The Undefined Process Gap

Or: Don't just train agents.

I recall seeing discussions online suggesting that this current automation wave will unearth a major documentation gap. It will highlight the difference between information that’s properly documented and the informal, institutional knowledge that lives only in the hive mind and in coworkers’ informal networks. Many of these processes can’t (yet) be automated because their true nature has never been properly documented—if it even can be. Some parts may even rely on anecdote rather than data and are never formally captured.

Just as the details and nuances of a human identity can’t be fully captured in databases with reductive attributes, the complexities and nuances of modern organizations may not be fully captured in standard operating procedures—and therefore may never be fully automatable.

That raises a question: why is so much effort dedicated to training AI tools, while training for human employees is often neglected?
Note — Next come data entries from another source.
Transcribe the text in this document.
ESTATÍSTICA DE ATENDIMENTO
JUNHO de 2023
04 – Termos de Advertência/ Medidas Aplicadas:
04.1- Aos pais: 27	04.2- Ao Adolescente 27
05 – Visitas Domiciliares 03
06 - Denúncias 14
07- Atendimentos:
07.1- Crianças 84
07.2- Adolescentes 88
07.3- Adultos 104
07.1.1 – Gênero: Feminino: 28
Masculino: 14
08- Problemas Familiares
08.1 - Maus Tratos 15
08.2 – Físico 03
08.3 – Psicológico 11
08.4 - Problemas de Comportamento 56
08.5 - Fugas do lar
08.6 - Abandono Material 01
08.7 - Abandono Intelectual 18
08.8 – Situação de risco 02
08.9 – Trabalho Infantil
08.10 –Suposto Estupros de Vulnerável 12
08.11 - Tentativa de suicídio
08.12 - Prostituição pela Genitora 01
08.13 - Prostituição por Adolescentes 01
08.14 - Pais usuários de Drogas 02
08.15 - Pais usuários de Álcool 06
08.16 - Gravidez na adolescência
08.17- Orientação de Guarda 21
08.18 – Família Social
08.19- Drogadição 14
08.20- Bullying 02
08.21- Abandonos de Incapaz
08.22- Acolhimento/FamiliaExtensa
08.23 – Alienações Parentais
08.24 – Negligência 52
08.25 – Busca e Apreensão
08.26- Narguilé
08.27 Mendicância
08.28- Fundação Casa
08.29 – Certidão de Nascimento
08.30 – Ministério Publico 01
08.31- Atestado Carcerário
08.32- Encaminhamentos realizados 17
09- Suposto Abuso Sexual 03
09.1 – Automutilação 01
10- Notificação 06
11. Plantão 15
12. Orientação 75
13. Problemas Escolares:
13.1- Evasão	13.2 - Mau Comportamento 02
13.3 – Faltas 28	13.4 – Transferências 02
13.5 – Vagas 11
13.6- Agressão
Onboarding often amounts to self-serve links filled with stale content, and “training” rarely goes beyond mandatory compliance modules. Beyond that, training is frequently left to grassroots efforts—employees teaching peers through lunch-and-learns—with little organizational structure, oversight, or support.

I appreciate that organizations are using this moment to codify processes and strengthen their standard operating procedures. We’re seeing teams try to define exactly where AI agents can make decisions independently, and establish criteria for when to require input from a human in the loop.

I’d argue those same criteria and guardrails should have existed for human employees all along. We’ve often assumed we can leave things vague and rely on “common sense” and people’s ability to interpret nuance.

But if we’re going to the trouble of codifying principles and rules, we might as well use them to define desired organizational behavior—whether they’re consumed by agents or employees.